練り直さなければならない。ブーツを自分だけが取り扱え、それで飯を食える仕事。

「ねえ、そんなんでいいと思ってるの? 採用して何のためにこうして時間を割いたと思ってるの。なんなんだよ」

当然ケイが言い返すことはなかった。

もはやここに心は残っていない。

無意識のまま辿り着いたのは本屋である。

経営学の本、居酒屋の本、おもてなしの本。しっかり考えるよりも前に、心のどこかで自分には店を作る以外に道のないということを理解していたようである。

ケイは料亭を開業した。

味にこだわりながらも、下足のお預かりを第一主義としたサービス重視の店である。

下足の処理にまで徹底したサービス精神をみせる料亭が流行らないはずがない。

「あの店長は、いつ見ても、店先で下足の預かりをしている」

と雑誌に書かれることがあっても、店長自ら汚れ仕事をこなす店だとか、暇そうにしている者ほど陰で限りない努力をしており開店前から味の仕込みに打ち込む店長の信念であるだとか、良い方に噂され、店は繁盛した。

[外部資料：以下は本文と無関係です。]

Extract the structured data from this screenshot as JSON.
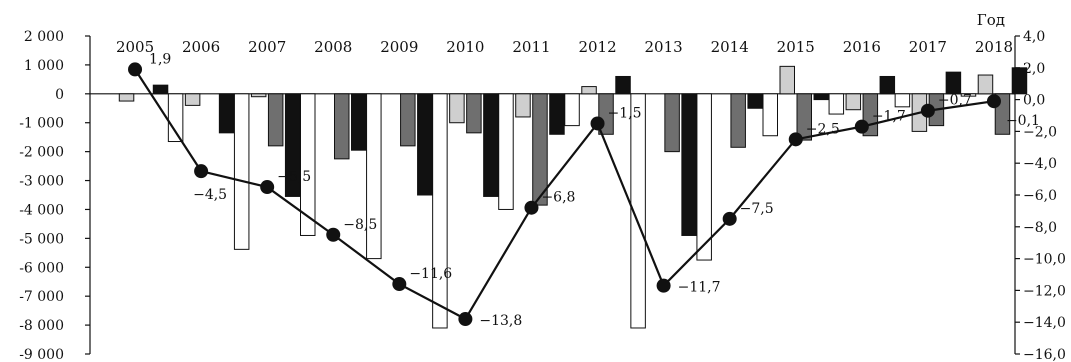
{
  "chart_data": {
    "type": "bar",
    "axis_unit_label": "Год",
    "categories": [
      "2005",
      "2006",
      "2007",
      "2008",
      "2009",
      "2010",
      "2011",
      "2012",
      "2013",
      "2014",
      "2015",
      "2016",
      "2017",
      "2018"
    ],
    "left_axis": {
      "min": -9000,
      "max": 2000,
      "step": 1000,
      "tick_labels": [
        "2 000",
        "1 000",
        "0",
        "-1 000",
        "-2 000",
        "-3 000",
        "-4 000",
        "-5 000",
        "-6 000",
        "-7 000",
        "-8 000",
        "-9 000"
      ]
    },
    "right_axis": {
      "min": -16,
      "max": 4,
      "step": 2,
      "tick_labels": [
        "4,0",
        "2,0",
        "0,0",
        "−2,0",
        "−4,0",
        "−6,0",
        "−8,0",
        "−10,0",
        "−12,0",
        "−14,0",
        "−16,0"
      ]
    },
    "series": [
      {
        "fill": "#ffffff",
        "values": [
          0,
          -1650,
          -5380,
          -4900,
          -5700,
          -8100,
          -4000,
          -1100,
          -8100,
          -5750,
          -1450,
          -700,
          -450,
          -80
        ]
      },
      {
        "fill": "#cfcfcf",
        "values": [
          -250,
          -400,
          -100,
          0,
          0,
          -1000,
          -800,
          250,
          0,
          0,
          950,
          -550,
          -1300,
          650
        ]
      },
      {
        "fill": "#6f6f6f",
        "values": [
          0,
          0,
          -1800,
          -2250,
          -1800,
          -1350,
          -3850,
          -1400,
          -2000,
          -1850,
          -1600,
          -1450,
          -1100,
          -1400
        ]
      },
      {
        "fill": "#111111",
        "values": [
          300,
          -1350,
          -3550,
          -1950,
          -3500,
          -3550,
          -1400,
          600,
          -4900,
          -500,
          -200,
          600,
          750,
          900
        ]
      }
    ],
    "line": {
      "axis": "right",
      "values": [
        1.9,
        -4.5,
        -5.5,
        -8.5,
        -11.6,
        -13.8,
        -6.8,
        -1.5,
        -11.7,
        -7.5,
        -2.5,
        -1.7,
        -0.7,
        -0.1
      ],
      "labels": [
        "1,9",
        "−4,5",
        "−5,5",
        "−8,5",
        "−11,6",
        "−13,8",
        "−6,8",
        "−1,5",
        "−11,7",
        "−7,5",
        "−2,5",
        "−1,7",
        "−0,7",
        "−0,1"
      ]
    }
  }
}
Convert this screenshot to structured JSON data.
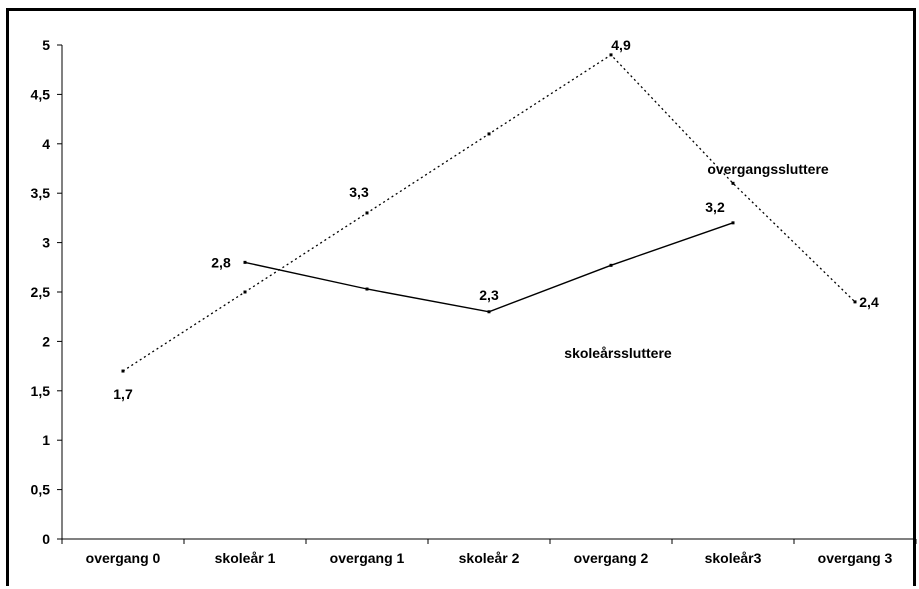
{
  "chart_data": {
    "type": "line",
    "title": "",
    "xlabel": "",
    "ylabel": "",
    "categories": [
      "overgang 0",
      "skoleår 1",
      "overgang 1",
      "skoleår 2",
      "overgang 2",
      "skoleår3",
      "overgang 3"
    ],
    "ylim": [
      0,
      5
    ],
    "yticks": [
      "0",
      "0,5",
      "1",
      "1,5",
      "2",
      "2,5",
      "3",
      "3,5",
      "4",
      "4,5",
      "5"
    ],
    "grid": false,
    "legend": "none",
    "series": [
      {
        "name": "overgangssluttere",
        "style": "dotted",
        "values": [
          1.7,
          2.5,
          3.3,
          4.1,
          4.9,
          3.6,
          2.4
        ],
        "data_labels": [
          "1,7",
          "",
          "3,3",
          "",
          "4,9",
          "",
          "2,4"
        ]
      },
      {
        "name": "skoleårssluttere",
        "style": "solid",
        "values": [
          null,
          2.8,
          2.53,
          2.3,
          2.77,
          3.2,
          null
        ],
        "data_labels": [
          "",
          "2,8",
          "",
          "2,3",
          "",
          "3,2",
          ""
        ]
      }
    ]
  },
  "colors": {
    "line": "#000000",
    "background": "#ffffff"
  }
}
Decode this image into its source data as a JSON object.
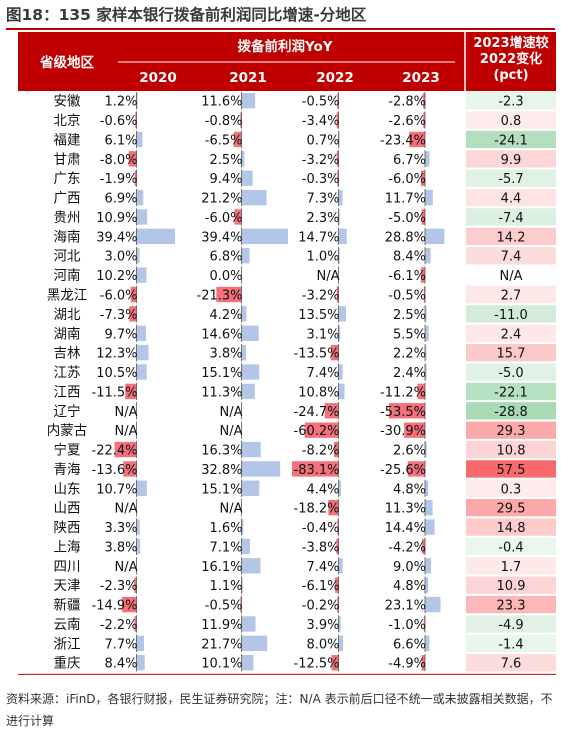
{
  "title": "图18：135 家样本银行拨备前利润同比增速-分地区",
  "footnote": "资料来源：iFinD，各银行财报，民生证券研究院；注：N/A 表示前后口径不统一或未披露相关数据，不进行计算",
  "colors": {
    "header_bg": "#c00000",
    "title_rule": "#c00000",
    "bar_positive": "#b4c6e7",
    "bar_negative": "#f4717b",
    "change_positive_strong": "#f8696b",
    "change_negative_strong": "#63be7b",
    "change_neutral": "#ffffff"
  },
  "chart_data": {
    "type": "table",
    "header": {
      "region": "省级地区",
      "group": "拨备前利润YoY",
      "years": [
        "2020",
        "2021",
        "2022",
        "2023"
      ],
      "change_lines": [
        "2023增速较",
        "2022变化",
        "(pct)"
      ]
    },
    "value_unit": "%",
    "columns": [
      "2020",
      "2021",
      "2022",
      "2023",
      "2023增速较2022变化(pct)"
    ],
    "rows": [
      {
        "region": "安徽",
        "values": [
          1.2,
          11.6,
          -0.5,
          -2.8
        ],
        "change": -2.3
      },
      {
        "region": "北京",
        "values": [
          -0.6,
          -0.8,
          -3.4,
          -2.6
        ],
        "change": 0.8
      },
      {
        "region": "福建",
        "values": [
          6.1,
          -6.5,
          0.7,
          -23.4
        ],
        "change": -24.1
      },
      {
        "region": "甘肃",
        "values": [
          -8.0,
          2.5,
          -3.2,
          6.7
        ],
        "change": 9.9
      },
      {
        "region": "广东",
        "values": [
          -1.9,
          9.4,
          -0.3,
          -6.0
        ],
        "change": -5.7
      },
      {
        "region": "广西",
        "values": [
          6.9,
          21.2,
          7.3,
          11.7
        ],
        "change": 4.4
      },
      {
        "region": "贵州",
        "values": [
          10.9,
          -6.0,
          2.3,
          -5.0
        ],
        "change": -7.4
      },
      {
        "region": "海南",
        "values": [
          39.4,
          39.4,
          14.7,
          28.8
        ],
        "change": 14.2
      },
      {
        "region": "河北",
        "values": [
          3.0,
          6.8,
          1.0,
          8.4
        ],
        "change": 7.4
      },
      {
        "region": "河南",
        "values": [
          10.2,
          0.0,
          null,
          -6.1
        ],
        "change": null
      },
      {
        "region": "黑龙江",
        "values": [
          -6.0,
          -21.3,
          -3.2,
          -0.5
        ],
        "change": 2.7
      },
      {
        "region": "湖北",
        "values": [
          -7.3,
          4.2,
          13.5,
          2.5
        ],
        "change": -11.0
      },
      {
        "region": "湖南",
        "values": [
          9.7,
          14.6,
          3.1,
          5.5
        ],
        "change": 2.4
      },
      {
        "region": "吉林",
        "values": [
          12.3,
          3.8,
          -13.5,
          2.2
        ],
        "change": 15.7
      },
      {
        "region": "江苏",
        "values": [
          10.5,
          15.1,
          7.4,
          2.4
        ],
        "change": -5.0
      },
      {
        "region": "江西",
        "values": [
          -11.5,
          11.3,
          10.8,
          -11.2
        ],
        "change": -22.1
      },
      {
        "region": "辽宁",
        "values": [
          null,
          null,
          -24.7,
          -53.5
        ],
        "change": -28.8
      },
      {
        "region": "内蒙古",
        "values": [
          null,
          null,
          -60.2,
          -30.9
        ],
        "change": 29.3
      },
      {
        "region": "宁夏",
        "values": [
          -22.4,
          16.3,
          -8.2,
          2.6
        ],
        "change": 10.8
      },
      {
        "region": "青海",
        "values": [
          -13.6,
          32.8,
          -83.1,
          -25.6
        ],
        "change": 57.5
      },
      {
        "region": "山东",
        "values": [
          10.7,
          15.1,
          4.4,
          4.8
        ],
        "change": 0.3
      },
      {
        "region": "山西",
        "values": [
          null,
          null,
          -18.2,
          11.3
        ],
        "change": 29.5
      },
      {
        "region": "陕西",
        "values": [
          3.3,
          1.6,
          -0.4,
          14.4
        ],
        "change": 14.8
      },
      {
        "region": "上海",
        "values": [
          3.8,
          7.1,
          -3.8,
          -4.2
        ],
        "change": -0.4
      },
      {
        "region": "四川",
        "values": [
          null,
          16.1,
          7.4,
          9.0
        ],
        "change": 1.7
      },
      {
        "region": "天津",
        "values": [
          -2.3,
          1.1,
          -6.1,
          4.8
        ],
        "change": 10.9
      },
      {
        "region": "新疆",
        "values": [
          -14.9,
          -0.5,
          -0.2,
          23.1
        ],
        "change": 23.3
      },
      {
        "region": "云南",
        "values": [
          -2.2,
          11.9,
          3.9,
          -1.0
        ],
        "change": -4.9
      },
      {
        "region": "浙江",
        "values": [
          7.7,
          21.7,
          8.0,
          6.6
        ],
        "change": -1.4
      },
      {
        "region": "重庆",
        "values": [
          8.4,
          10.1,
          -12.5,
          -4.9
        ],
        "change": 7.6
      }
    ]
  }
}
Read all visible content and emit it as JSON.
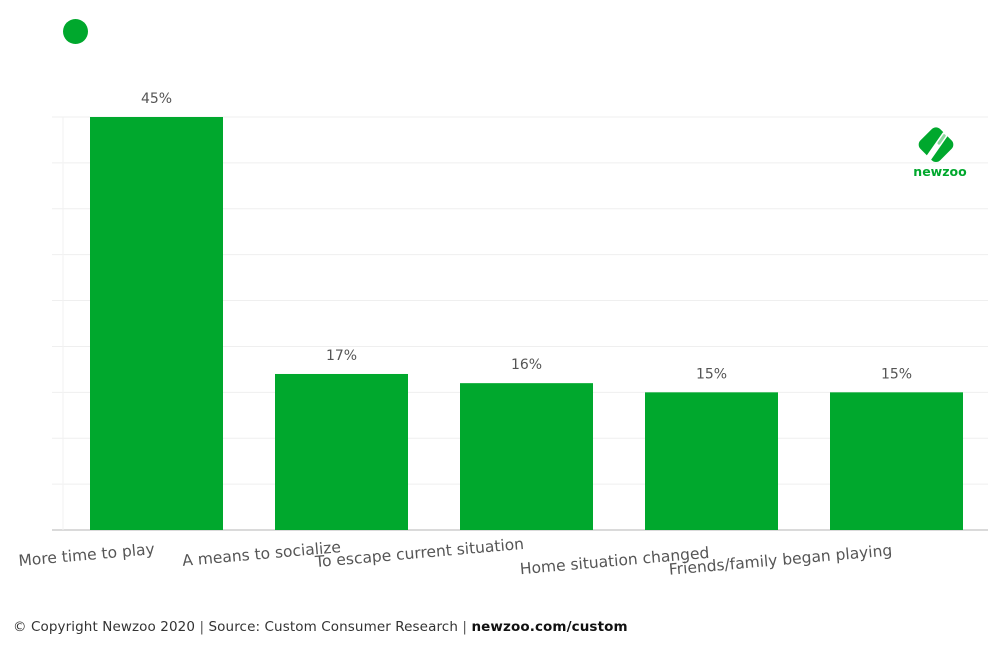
{
  "legend": {
    "color": "#00a82d"
  },
  "logo": {
    "text": "newzoo",
    "icon": "newzoo-logo-icon"
  },
  "footer": {
    "copyright": "© Copyright Newzoo 2020",
    "separator": "|",
    "source": "Source: Custom Consumer Research",
    "link": "newzoo.com/custom"
  },
  "chart_data": {
    "type": "bar",
    "categories": [
      "More time to play",
      "A means to socialize",
      "To escape current situation",
      "Home situation changed",
      "Friends/family began playing"
    ],
    "values": [
      45,
      17,
      16,
      15,
      15
    ],
    "value_labels": [
      "45%",
      "17%",
      "16%",
      "15%",
      "15%"
    ],
    "ylim": [
      0,
      45
    ],
    "grid": true,
    "bar_color": "#00a82d"
  }
}
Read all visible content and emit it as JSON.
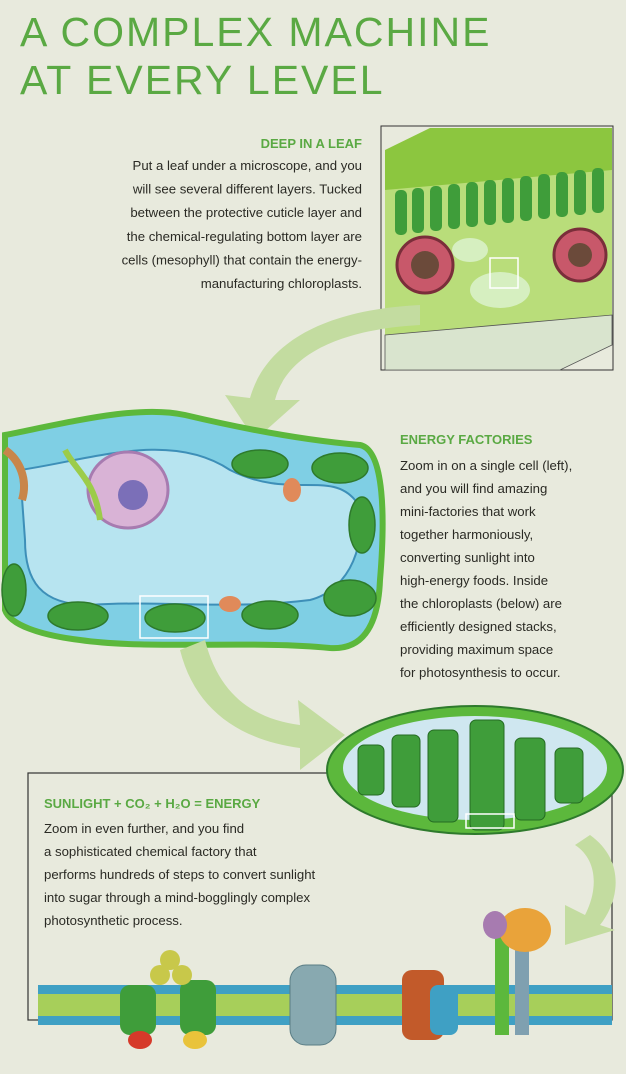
{
  "header": {
    "title_lines": [
      "A COMPLEX MACHINE",
      "AT EVERY LEVEL"
    ]
  },
  "sections": [
    {
      "heading": "DEEP IN A LEAF",
      "lines": [
        "Put a leaf under a microscope, and you",
        "will see several different layers. Tucked",
        "between the protective cuticle layer and",
        "the chemical-regulating bottom layer are",
        "cells (mesophyll) that contain the energy-",
        "manufacturing chloroplasts."
      ]
    },
    {
      "heading": "ENERGY FACTORIES",
      "lines": [
        "Zoom in on a single cell (left),",
        "and you will find amazing",
        "mini-factories that work",
        "together harmoniously,",
        "converting sunlight into",
        "high-energy foods. Inside",
        "the chloroplasts (below) are",
        "efficiently designed stacks,",
        "providing maximum space",
        "for photosynthesis to occur."
      ]
    },
    {
      "heading": "SUNLIGHT + CO₂ + H₂O = ENERGY",
      "lines": [
        "Zoom in even further, and you find",
        "a sophisticated chemical factory that",
        "performs hundreds of steps to convert sunlight",
        "into sugar through a mind-bogglingly complex",
        "photosynthetic process."
      ]
    }
  ]
}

「当初はやる気があったのに、下足番をできないと分かるや否や、辞めていった迷惑な男がかつていた」

ケイの店が流行り出して間もなく、そんな内容の記事が某居酒屋の店員の発言として週刊誌に掲載された。

下足番をできないから辞めるだと? そんな者がいるはずもない。百歩譲ってそういった欲望に満ちた変態が存在していたとしても、あの店長がそんなわけがない。そんな低俗な変態性欲に満ちた人間が料亭など設立できるだろうか。

誰もその記事を信じる者はいなかった。

ケイのことをブーツ好きの変態とするコメントは次第に減少し、すぐに忘れられた。

最初の難関を超えたのである。

料理の味に満足した顧客がついたのか、一定量の客は確保された。

経営状況はいたって良好といえた。

しかし、瓦解はささいなことから始まるものである。

ある時ケイはインタビューを受けた。

簡単な質問内容であったが、ケイはうっかり言ってしまったのである。

「この商売はやりがいがあります。つらいことはたくさんあるけど、女性のブーツの臭いをかげるから疲れは吹っ飛びます。臭いがかげなくてもいい。蒸れた臭いブーツに触れ、湿り気や温度に接するだけでも女性のぬくもりを感じられるのです」

この発言により、ケイの経営する料亭がピンチとなったのは言うまでもない。

しかし、それは客のブーツの臭いを勝手に嗅ぐ店長がいることが気味悪がられたわけではない。

料亭を経営すればブーツの臭いをかぐことができる、と信じ込んだ熱狂的なブーツフェチが全国各地で一斉に店の設立を始めたのである。

瞬く間に群雄割拠、同業他社に囲まれたケイの店も売り上げが落ち始めたのである。

売り上げが落ちれば、客足も減り、ブーツの臭いの種類も減る。

必死に経営改善に乗り出したケイであったが、なかなかに難しいものがあった。

ここでケイは、やってはいけないことに手を出してしまった。

競合店の店へ押し入り、なんとブーツに次々と消臭剤を入れて回ったのである。

臭いの消えたブーツ。それはもはやブーツではなかった。

ケイは威力業務妨害として逮捕されることとなった。